The art of Claremont's X-plots

Marvel had refined the use of subplots in ongoing comic titles into an easy formula by the 1970s - plot A took the most space, Plot B would get a page or two before graduating to Plot A, while Plot C might start simmering with a single panel before rolling up the order. Keep doing that every issue, and you'd get the kids coming back, month after month after month. They had to see what happened next.

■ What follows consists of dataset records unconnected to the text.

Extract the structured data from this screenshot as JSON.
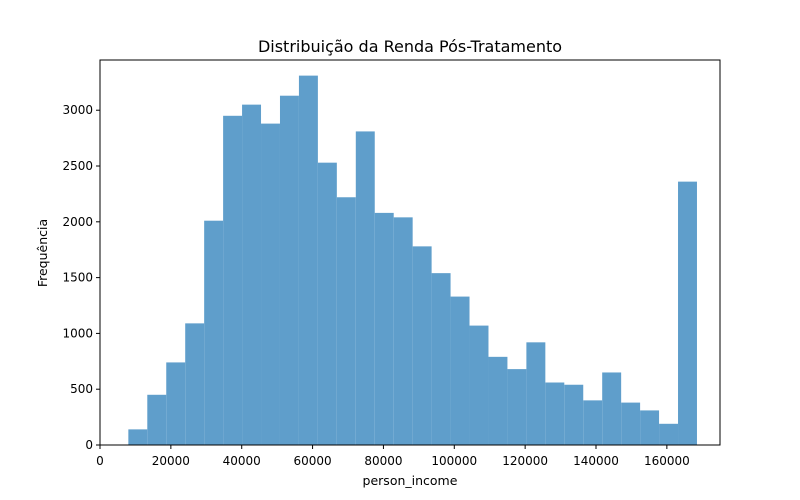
{
  "chart_data": {
    "type": "bar",
    "title": "Distribuição da Renda Pós-Tratamento",
    "xlabel": "person_income",
    "ylabel": "Frequência",
    "xlim": [
      0,
      175000
    ],
    "ylim": [
      0,
      3450
    ],
    "x_ticks": [
      0,
      20000,
      40000,
      60000,
      80000,
      100000,
      120000,
      140000,
      160000
    ],
    "y_ticks": [
      0,
      500,
      1000,
      1500,
      2000,
      2500,
      3000
    ],
    "bar_color": "#5f9ecb",
    "grid": false,
    "bins": {
      "start": 8000,
      "width": 5350,
      "counts": [
        140,
        450,
        740,
        1090,
        2010,
        2950,
        3050,
        2880,
        3130,
        3310,
        2530,
        2220,
        2810,
        2080,
        2040,
        1780,
        1540,
        1330,
        1070,
        790,
        680,
        920,
        560,
        540,
        400,
        650,
        380,
        310,
        190,
        2360
      ]
    }
  }
}
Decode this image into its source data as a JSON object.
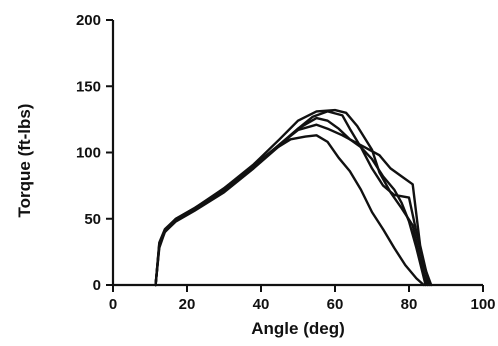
{
  "chart_data": {
    "type": "line",
    "title": "",
    "xlabel": "Angle (deg)",
    "ylabel": "Torque (ft-lbs)",
    "xlim": [
      0,
      100
    ],
    "ylim": [
      0,
      200
    ],
    "xticks": [
      0,
      20,
      40,
      60,
      80,
      100
    ],
    "yticks": [
      0,
      50,
      100,
      150,
      200
    ],
    "grid": false,
    "legend": "none",
    "line_color": "#111111",
    "series": [
      {
        "x": [
          11.5,
          12.5,
          14,
          17,
          22,
          30,
          38,
          45,
          50,
          54,
          58,
          62,
          64,
          67,
          70,
          73,
          76,
          80,
          82,
          84,
          86
        ],
        "y": [
          0,
          30,
          40,
          48,
          56,
          70,
          88,
          105,
          118,
          127,
          131,
          128,
          118,
          104,
          88,
          75,
          68,
          66,
          40,
          15,
          0
        ]
      },
      {
        "x": [
          11.5,
          12.5,
          14,
          17,
          22,
          30,
          38,
          45,
          50,
          55,
          58,
          61,
          64,
          68,
          72,
          75,
          78,
          81,
          83,
          85.5
        ],
        "y": [
          0,
          28,
          40,
          49,
          57,
          72,
          89,
          106,
          118,
          126,
          124,
          118,
          110,
          104,
          98,
          88,
          82,
          76,
          30,
          0
        ]
      },
      {
        "x": [
          11.5,
          12.5,
          14,
          17,
          22,
          30,
          38,
          45,
          50,
          55,
          58,
          62,
          64,
          67,
          70,
          73,
          76,
          78,
          80,
          82,
          84.5
        ],
        "y": [
          0,
          32,
          42,
          50,
          58,
          72,
          90,
          106,
          117,
          121,
          118,
          113,
          110,
          104,
          95,
          82,
          72,
          62,
          48,
          28,
          0
        ]
      },
      {
        "x": [
          11.5,
          12.5,
          14,
          17,
          22,
          30,
          38,
          44,
          48,
          52,
          55,
          58,
          61,
          64,
          67,
          70,
          73,
          76,
          79,
          82,
          84
        ],
        "y": [
          0,
          30,
          40,
          50,
          58,
          73,
          90,
          103,
          110,
          112,
          113,
          108,
          96,
          86,
          72,
          55,
          42,
          28,
          15,
          5,
          0
        ]
      },
      {
        "x": [
          11.5,
          12.5,
          14,
          17,
          22,
          30,
          38,
          45,
          50,
          55,
          60,
          63,
          66,
          70,
          72,
          75,
          78,
          81,
          83,
          85
        ],
        "y": [
          0,
          31,
          41,
          50,
          57,
          73,
          91,
          110,
          124,
          131,
          132,
          130,
          120,
          102,
          85,
          70,
          58,
          45,
          20,
          0
        ]
      }
    ]
  }
}
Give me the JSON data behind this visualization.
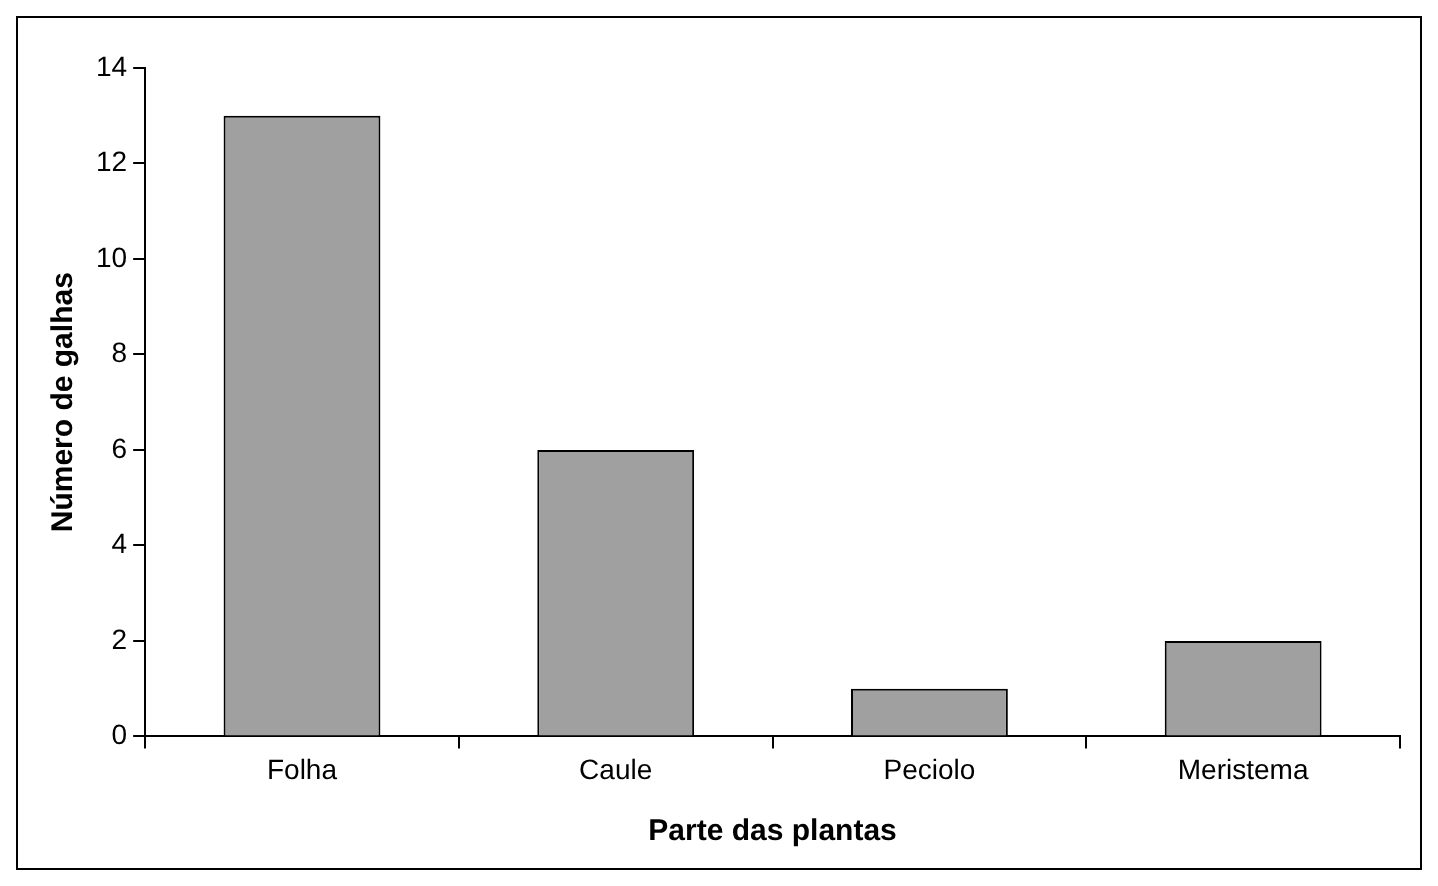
{
  "chart_data": {
    "type": "bar",
    "xlabel": "Parte das plantas",
    "ylabel": "Número de galhas",
    "categories": [
      "Folha",
      "Caule",
      "Peciolo",
      "Meristema"
    ],
    "values": [
      13,
      6,
      1,
      2
    ],
    "color": "#a0a0a0",
    "ylim": [
      0,
      14
    ],
    "yticks": [
      0,
      2,
      4,
      6,
      8,
      10,
      12,
      14
    ],
    "grid": false,
    "legend": false
  }
}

But nobody did it better than Chris Claremont, who also made it look so easy. Even with the ample plotting aid of his various artists, Claremont had almost complete control of the X-books' direction for 15 years, telling one big long story. He would introduce characters and mystsries, and then drop them for months or even years, before picking them up again. Shenanigans in the Hellfire Club or with the alien Brood or over the US government's registration of mutants - events would be set in motion and then put aside for such a long time, only to suddenly flare back up.

It kept you coming back, again and again, and the longer it took something to pay off, the bigger the thrill. Sometimes it got a bit much, and you had something like the first 10 issues of Excalibur, which set up a lot of plot and questions that Claremont then showed no interest in answering, but you knew you'd get there in the end (Although, with Excalibur, it took Alan Davis' return to the title in the early 90s to really get some answers about what happened to Colin, or what Widget's goddamn deal was).

These long-running plot threads also made Claremont's story feel more like a cohesive whole, even when partnered with a number of spectacular artists, who would send the X-saga spiraling in new directions as Claremont played to their penciling talents. There was a world of difference on the path from Cockrum to Lee, but the same themes and issues that kept coming up kept the story solid.

Some of the other talented writers working under that classic Marvel structure managed to fit in some beautiful character moments in between the relentless plot machinations, and Claremont did this as well, only needing to check in on someone like Nimrod every few months, but giving the story of the ultimate sentinel killer unexpected depth in every brief appearance.

No one could ever follow Claremont on the weird kinky shit he was so obviously infatuated with, and nobody could match his ability to keep you coming back either, but he did it again and again.